OBJECTIVE: To assess the clinical effectiveness and safety of NHS-relevant pharmacological and non-pharmacological interventions to manage sleep disturbance in children and young people with NDs, who have non-respiratory sleep disturbance.
DATA SOURCES: Sixteen databases, including The Cochrane Central Register of Controlled Trials, EMBASE and MEDLINE, were searched up to February 2017, and grey literature searches and hand-searches were conducted.
REVIEW METHODS: For pharmacological interventions, only randomised controlled trials (RCTs) were included. For non-pharmacological interventions, RCTs, non-randomised controlled studies and before-and-after studies were included. Data were extracted and quality assessed by two researchers. Meta-analysis and narrative synthesis were undertaken. Data on parents' and children's experiences of receiving a sleep disturbance intervention were collated into themes and reported narratively.

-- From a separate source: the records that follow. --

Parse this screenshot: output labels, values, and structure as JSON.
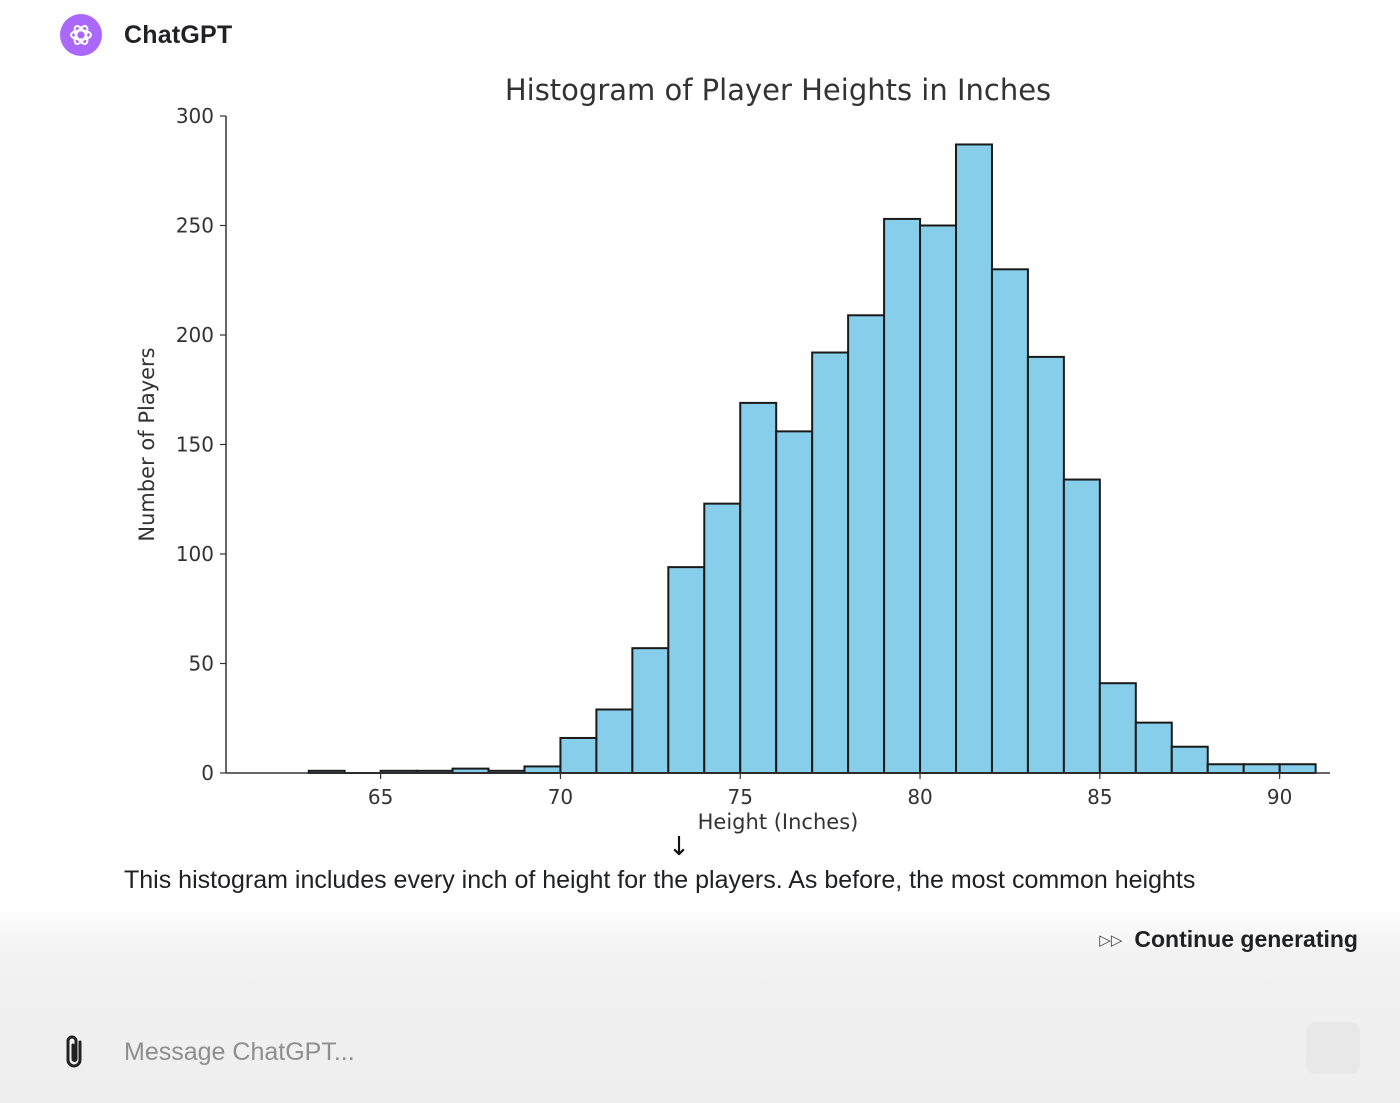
{
  "header": {
    "app_name": "ChatGPT",
    "avatar_icon": "openai-logo-icon",
    "avatar_color": "#ab68ff"
  },
  "chart_data": {
    "type": "bar",
    "title": "Histogram of Player Heights in Inches",
    "xlabel": "Height (Inches)",
    "ylabel": "Number of Players",
    "xlim": [
      60.7,
      91.4
    ],
    "ylim": [
      0,
      300
    ],
    "xticks": [
      65,
      70,
      75,
      80,
      85,
      90
    ],
    "yticks": [
      0,
      50,
      100,
      150,
      200,
      250,
      300
    ],
    "bin_edges": [
      63,
      64,
      65,
      66,
      67,
      68,
      69,
      70,
      71,
      72,
      73,
      74,
      75,
      76,
      77,
      78,
      79,
      80,
      81,
      82,
      83,
      84,
      85,
      86,
      87,
      88,
      89,
      90,
      91
    ],
    "values": [
      1,
      0,
      1,
      1,
      2,
      1,
      3,
      16,
      29,
      57,
      94,
      123,
      169,
      156,
      192,
      209,
      253,
      250,
      287,
      230,
      190,
      134,
      41,
      23,
      12,
      4,
      4,
      4
    ],
    "bar_color": "#87ceeb",
    "edge_color": "#1a1a1a",
    "grid": false
  },
  "message": {
    "scroll_icon": "arrow-down-icon",
    "text": "This histogram includes every inch of height for the players. As before, the most common heights"
  },
  "continue_button": {
    "label": "Continue generating",
    "icon": "fast-forward-icon"
  },
  "composer": {
    "placeholder": "Message ChatGPT...",
    "attach_icon": "paperclip-icon",
    "send_icon": "send-icon"
  }
}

RESULTS: Thirty-nine studies were included. Sample sizes ranged from 5 to 244 participants. Thirteen RCTs evaluated oral melatonin. Twenty-six studies (12 RCTs and 14 before-and-after studies) evaluated non-pharmacological interventions, including comprehensive parent-directed tailored (n = 9) and non-tailored (n = 8) interventions, non-comprehensive parent-directed interventions (n = 2) and other non-pharmacological interventions (n = 7). All but one study were reported as having a high or unclear risk of bias, and studies were generally poorly reported. There was a statistically significant increase in diary-reported total sleep time (TST), which was the most commonly reported outcome for melatonin compared with placebo [pooled mean difference 29.6 minutes, 95% confidence interval (CI) 6.9 to 52.4 minutes; p = 0.01]; however, statistical heterogeneity was extremely high (97%). For the single melatonin study that was rated as having a low risk of bias, the mean increase in TST was 13.2 minutes and the lower CI included the possibility of reduced sleep time (95% CI -13.3 to 39.7 minutes). There was mixed evidence about the clinical effectiveness of the non-pharmacological interventions. Sixteen studies included interventions that investigated the feasibility, acceptability and/or parent or clinician views of sleep disturbance interventions. The majority of these studies reported the 'family experience' of non-pharmacological interventions.
LIMITATIONS: Planned subgroup analysis was possible in only a small number of melatonin trials.
CONCLUSIONS: There is some evidence of benefit for melatonin compared with placebo, but the degree of benefit is uncertain. There are various types of non-pharmacological interventions for managing sleep disturbance; however, clinical and methodological heterogeneity, few RCTs, a lack of standardised outcome measures and risk of bias means that it is not possible to draw conclusions with regard to their effectiveness. Future work should include the development of a core outcome, further evaluation of the clinical effectiveness and cost-effectiveness of pharmacological and non-pharmacological interventions and research exploring the prevention of, and methods for identifying, sleep disturbance. Research mapping current practices and exploring families' understanding of sleep disturbance and their experiences of obtaining help may facilitate service provision development.
STUDY REGISTRATION: This study is registered as PROSPERO CRD42016034067.
FUNDING: The National Institute for Health Research Health Technology Assessment programme.